Blue Quandong (fruit)
Elaeocarpus grandis (syn. E. angustifolius)
-27.4789, 152.972
Field Notes
Description:
It's only taken me 5 years, but this is follow-up to a previous spotting I made back in 2013 of the Blue Quandong, a native Australian rainforest tree. The species is known as a "bush tucker plant" because it bears edible fruit, and that's what I want to show with this spotting. The fruit is 25-30mm in diameter, and is best consumed when slightly over-ripe and soft, otherwise it can taste quite bitter. Inside is a rough woody stone containing up to 5 seeds. A rich source of vitamin C, it was valued by Indigenous Australians, then also by the early pastoralists. Today, contemporary cuisine is widening its use of the quandong. The fruit is also eaten whole, and thus dispersed, by cassowaries, woompoo pigeons and spectacled flying foxes, which pass the nut undamaged.

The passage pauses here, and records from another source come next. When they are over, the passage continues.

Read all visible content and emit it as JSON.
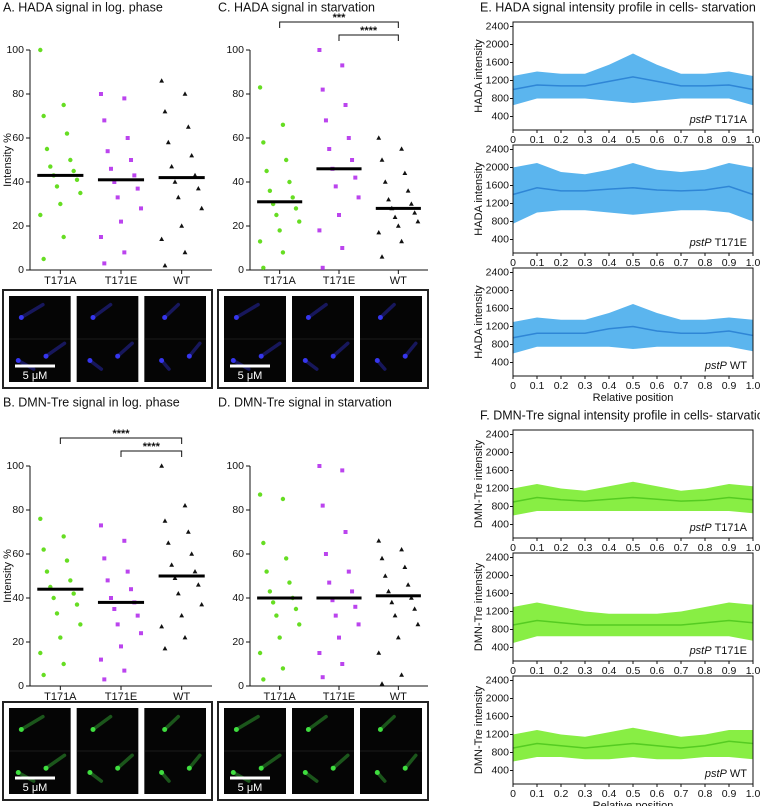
{
  "chart_data": [
    {
      "type": "dotplot",
      "title": "A. HADA signal in log. phase",
      "ylabel": "Intensity %",
      "categories": [
        "T171A",
        "T171E",
        "WT"
      ],
      "ylim": [
        0,
        100
      ],
      "yticks": [
        0,
        20,
        40,
        60,
        80,
        100
      ],
      "groups": [
        {
          "color": "#66dd22",
          "marker": "circle",
          "mean": 43,
          "values": [
            100,
            75,
            70,
            62,
            55,
            50,
            47,
            45,
            43,
            41,
            38,
            35,
            30,
            25,
            15,
            5
          ]
        },
        {
          "color": "#bb44ee",
          "marker": "square",
          "mean": 41,
          "values": [
            80,
            78,
            68,
            60,
            54,
            50,
            46,
            43,
            40,
            37,
            33,
            28,
            22,
            15,
            8,
            3
          ]
        },
        {
          "color": "#111111",
          "marker": "triangle",
          "mean": 42,
          "values": [
            86,
            80,
            72,
            65,
            58,
            52,
            47,
            43,
            40,
            37,
            33,
            28,
            20,
            14,
            8,
            2
          ]
        }
      ],
      "scale_bar_label": "5 μM"
    },
    {
      "type": "dotplot",
      "title": "C. HADA signal in starvation",
      "categories": [
        "T171A",
        "T171E",
        "WT"
      ],
      "ylim": [
        0,
        100
      ],
      "yticks": [
        0,
        20,
        40,
        60,
        80,
        100
      ],
      "groups": [
        {
          "color": "#66dd22",
          "marker": "circle",
          "mean": 31,
          "values": [
            83,
            66,
            58,
            50,
            45,
            40,
            36,
            33,
            30,
            28,
            25,
            22,
            18,
            13,
            8,
            1
          ]
        },
        {
          "color": "#bb44ee",
          "marker": "square",
          "mean": 46,
          "values": [
            100,
            93,
            82,
            75,
            68,
            60,
            55,
            50,
            46,
            42,
            38,
            33,
            25,
            18,
            10,
            1
          ]
        },
        {
          "color": "#111111",
          "marker": "triangle",
          "mean": 28,
          "values": [
            60,
            55,
            50,
            44,
            40,
            36,
            32,
            30,
            28,
            26,
            24,
            22,
            20,
            17,
            13,
            6
          ]
        }
      ],
      "brackets": [
        {
          "label": "***",
          "from": 0,
          "to": 2
        },
        {
          "label": "****",
          "from": 1,
          "to": 2
        }
      ],
      "scale_bar_label": "5 μM"
    },
    {
      "type": "dotplot",
      "title": "B. DMN-Tre signal in log. phase",
      "ylabel": "Intensity %",
      "categories": [
        "T171A",
        "T171E",
        "WT"
      ],
      "ylim": [
        0,
        100
      ],
      "yticks": [
        0,
        20,
        40,
        60,
        80,
        100
      ],
      "groups": [
        {
          "color": "#66dd22",
          "marker": "circle",
          "mean": 44,
          "values": [
            76,
            68,
            62,
            57,
            52,
            48,
            45,
            42,
            40,
            37,
            33,
            28,
            22,
            15,
            10,
            5
          ]
        },
        {
          "color": "#bb44ee",
          "marker": "square",
          "mean": 38,
          "values": [
            73,
            66,
            58,
            52,
            48,
            44,
            40,
            38,
            35,
            32,
            28,
            24,
            18,
            12,
            7,
            3
          ]
        },
        {
          "color": "#111111",
          "marker": "triangle",
          "mean": 50,
          "values": [
            100,
            82,
            75,
            70,
            65,
            60,
            55,
            52,
            49,
            46,
            42,
            37,
            32,
            27,
            22,
            17
          ]
        }
      ],
      "brackets": [
        {
          "label": "****",
          "from": 0,
          "to": 2
        },
        {
          "label": "****",
          "from": 1,
          "to": 2
        }
      ],
      "scale_bar_label": "5 μM"
    },
    {
      "type": "dotplot",
      "title": "D. DMN-Tre signal in starvation",
      "categories": [
        "T171A",
        "T171E",
        "WT"
      ],
      "ylim": [
        0,
        100
      ],
      "yticks": [
        0,
        20,
        40,
        60,
        80,
        100
      ],
      "groups": [
        {
          "color": "#66dd22",
          "marker": "circle",
          "mean": 40,
          "values": [
            87,
            85,
            65,
            58,
            52,
            47,
            43,
            40,
            38,
            35,
            32,
            28,
            22,
            15,
            8,
            3
          ]
        },
        {
          "color": "#bb44ee",
          "marker": "square",
          "mean": 40,
          "values": [
            100,
            98,
            82,
            70,
            60,
            52,
            47,
            43,
            39,
            36,
            32,
            28,
            22,
            15,
            10,
            4
          ]
        },
        {
          "color": "#111111",
          "marker": "triangle",
          "mean": 41,
          "values": [
            66,
            62,
            58,
            54,
            50,
            46,
            43,
            40,
            38,
            35,
            32,
            28,
            22,
            15,
            5,
            1
          ]
        }
      ],
      "scale_bar_label": "5 μM"
    },
    {
      "type": "band",
      "title": "E. HADA signal intensity profile in cells- starvation",
      "ylabel": "HADA intensity",
      "annotation": {
        "gene": "pstP",
        "strain": "T171A"
      },
      "color": "#2f86d6",
      "band_color": "#5bb5ee",
      "x": [
        0,
        0.1,
        0.2,
        0.3,
        0.4,
        0.5,
        0.6,
        0.7,
        0.8,
        0.9,
        1
      ],
      "mean": [
        1000,
        1100,
        1080,
        1080,
        1180,
        1280,
        1180,
        1080,
        1080,
        1100,
        1000
      ],
      "lower": [
        650,
        800,
        800,
        800,
        750,
        700,
        750,
        800,
        800,
        800,
        650
      ],
      "upper": [
        1300,
        1400,
        1350,
        1350,
        1550,
        1800,
        1550,
        1350,
        1350,
        1400,
        1300
      ],
      "xlim": [
        0,
        1
      ],
      "xticks": [
        0,
        0.1,
        0.2,
        0.3,
        0.4,
        0.5,
        0.6,
        0.7,
        0.8,
        0.9,
        {
          "value": 1,
          "label": "1.0"
        }
      ],
      "ylim": [
        100,
        2500
      ],
      "yticks": [
        400,
        800,
        1200,
        1600,
        2000,
        2400
      ]
    },
    {
      "type": "band",
      "ylabel": "HADA intensity",
      "annotation": {
        "gene": "pstP",
        "strain": "T171E"
      },
      "color": "#2f86d6",
      "band_color": "#5bb5ee",
      "x": [
        0,
        0.1,
        0.2,
        0.3,
        0.4,
        0.5,
        0.6,
        0.7,
        0.8,
        0.9,
        1
      ],
      "mean": [
        1400,
        1550,
        1480,
        1480,
        1520,
        1550,
        1500,
        1480,
        1500,
        1580,
        1400
      ],
      "lower": [
        750,
        1000,
        1050,
        1050,
        1000,
        950,
        1000,
        1050,
        1050,
        1000,
        800
      ],
      "upper": [
        2000,
        2100,
        1900,
        1850,
        1950,
        2100,
        1950,
        1900,
        1950,
        2100,
        2000
      ],
      "xlim": [
        0,
        1
      ],
      "xticks": [
        0,
        0.1,
        0.2,
        0.3,
        0.4,
        0.5,
        0.6,
        0.7,
        0.8,
        0.9,
        {
          "value": 1,
          "label": "1.0"
        }
      ],
      "ylim": [
        100,
        2500
      ],
      "yticks": [
        400,
        800,
        1200,
        1600,
        2000,
        2400
      ]
    },
    {
      "type": "band",
      "ylabel": "HADA intensity",
      "xlabel": "Relative position",
      "annotation": {
        "gene": "pstP",
        "strain": "WT"
      },
      "color": "#2f86d6",
      "band_color": "#5bb5ee",
      "x": [
        0,
        0.1,
        0.2,
        0.3,
        0.4,
        0.5,
        0.6,
        0.7,
        0.8,
        0.9,
        1
      ],
      "mean": [
        950,
        1050,
        1050,
        1050,
        1150,
        1200,
        1100,
        1050,
        1050,
        1100,
        1000
      ],
      "lower": [
        600,
        750,
        750,
        750,
        750,
        700,
        750,
        750,
        750,
        750,
        650
      ],
      "upper": [
        1300,
        1400,
        1350,
        1350,
        1500,
        1700,
        1500,
        1350,
        1350,
        1400,
        1350
      ],
      "xlim": [
        0,
        1
      ],
      "xticks": [
        0,
        0.1,
        0.2,
        0.3,
        0.4,
        0.5,
        0.6,
        0.7,
        0.8,
        0.9,
        {
          "value": 1,
          "label": "1.0"
        }
      ],
      "ylim": [
        100,
        2500
      ],
      "yticks": [
        400,
        800,
        1200,
        1600,
        2000,
        2400
      ]
    },
    {
      "type": "band",
      "title": "F. DMN-Tre signal intensity profile in cells- starvation",
      "ylabel": "DMN-Tre intensity",
      "annotation": {
        "gene": "pstP",
        "strain": "T171A"
      },
      "color": "#55cc22",
      "band_color": "#88ee44",
      "x": [
        0,
        0.1,
        0.2,
        0.3,
        0.4,
        0.5,
        0.6,
        0.7,
        0.8,
        0.9,
        1
      ],
      "mean": [
        900,
        1000,
        950,
        920,
        960,
        1000,
        960,
        920,
        940,
        1000,
        950
      ],
      "lower": [
        600,
        700,
        700,
        700,
        700,
        700,
        700,
        700,
        700,
        700,
        650
      ],
      "upper": [
        1200,
        1300,
        1200,
        1150,
        1250,
        1350,
        1250,
        1150,
        1200,
        1300,
        1250
      ],
      "xlim": [
        0,
        1
      ],
      "xticks": [
        0,
        0.1,
        0.2,
        0.3,
        0.4,
        0.5,
        0.6,
        0.7,
        0.8,
        0.9,
        {
          "value": 1,
          "label": "1.0"
        }
      ],
      "ylim": [
        100,
        2500
      ],
      "yticks": [
        400,
        800,
        1200,
        1600,
        2000,
        2400
      ]
    },
    {
      "type": "band",
      "ylabel": "DMN-Tre intensity",
      "annotation": {
        "gene": "pstP",
        "strain": "T171E"
      },
      "color": "#55cc22",
      "band_color": "#88ee44",
      "x": [
        0,
        0.1,
        0.2,
        0.3,
        0.4,
        0.5,
        0.6,
        0.7,
        0.8,
        0.9,
        1
      ],
      "mean": [
        900,
        1000,
        950,
        900,
        900,
        900,
        900,
        900,
        950,
        1000,
        950
      ],
      "lower": [
        500,
        650,
        650,
        650,
        650,
        650,
        650,
        650,
        650,
        650,
        550
      ],
      "upper": [
        1300,
        1400,
        1300,
        1200,
        1150,
        1150,
        1150,
        1200,
        1300,
        1400,
        1350
      ],
      "xlim": [
        0,
        1
      ],
      "xticks": [
        0,
        0.1,
        0.2,
        0.3,
        0.4,
        0.5,
        0.6,
        0.7,
        0.8,
        0.9,
        {
          "value": 1,
          "label": "1.0"
        }
      ],
      "ylim": [
        100,
        2500
      ],
      "yticks": [
        400,
        800,
        1200,
        1600,
        2000,
        2400
      ]
    },
    {
      "type": "band",
      "ylabel": "DMN-Tre intensity",
      "xlabel": "Relative position",
      "annotation": {
        "gene": "pstP",
        "strain": "WT"
      },
      "color": "#55cc22",
      "band_color": "#88ee44",
      "x": [
        0,
        0.1,
        0.2,
        0.3,
        0.4,
        0.5,
        0.6,
        0.7,
        0.8,
        0.9,
        1
      ],
      "mean": [
        900,
        1000,
        950,
        900,
        950,
        1000,
        950,
        900,
        950,
        1050,
        1000
      ],
      "lower": [
        600,
        700,
        700,
        650,
        650,
        700,
        650,
        650,
        700,
        700,
        650
      ],
      "upper": [
        1200,
        1300,
        1200,
        1150,
        1250,
        1350,
        1250,
        1150,
        1200,
        1300,
        1300
      ],
      "xlim": [
        0,
        1
      ],
      "xticks": [
        0,
        0.1,
        0.2,
        0.3,
        0.4,
        0.5,
        0.6,
        0.7,
        0.8,
        0.9,
        {
          "value": 1,
          "label": "1.0"
        }
      ],
      "ylim": [
        100,
        2500
      ],
      "yticks": [
        400,
        800,
        1200,
        1600,
        2000,
        2400
      ]
    }
  ]
}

Information on the tree itself can be found at my previous spotting: https://www.projectnoah.org/spottings/29836003
Habitat:
Found in coastal and mountain rainforests of eastern Australia. Occurs in sub-tropical rainforest and along moist, scrubby watercourses. This specimen was spotted in the Brisbane Botanical Gardens, Mt. Coot-Tha, in a very large, well-established sub-tropical rainforest section of the gardens.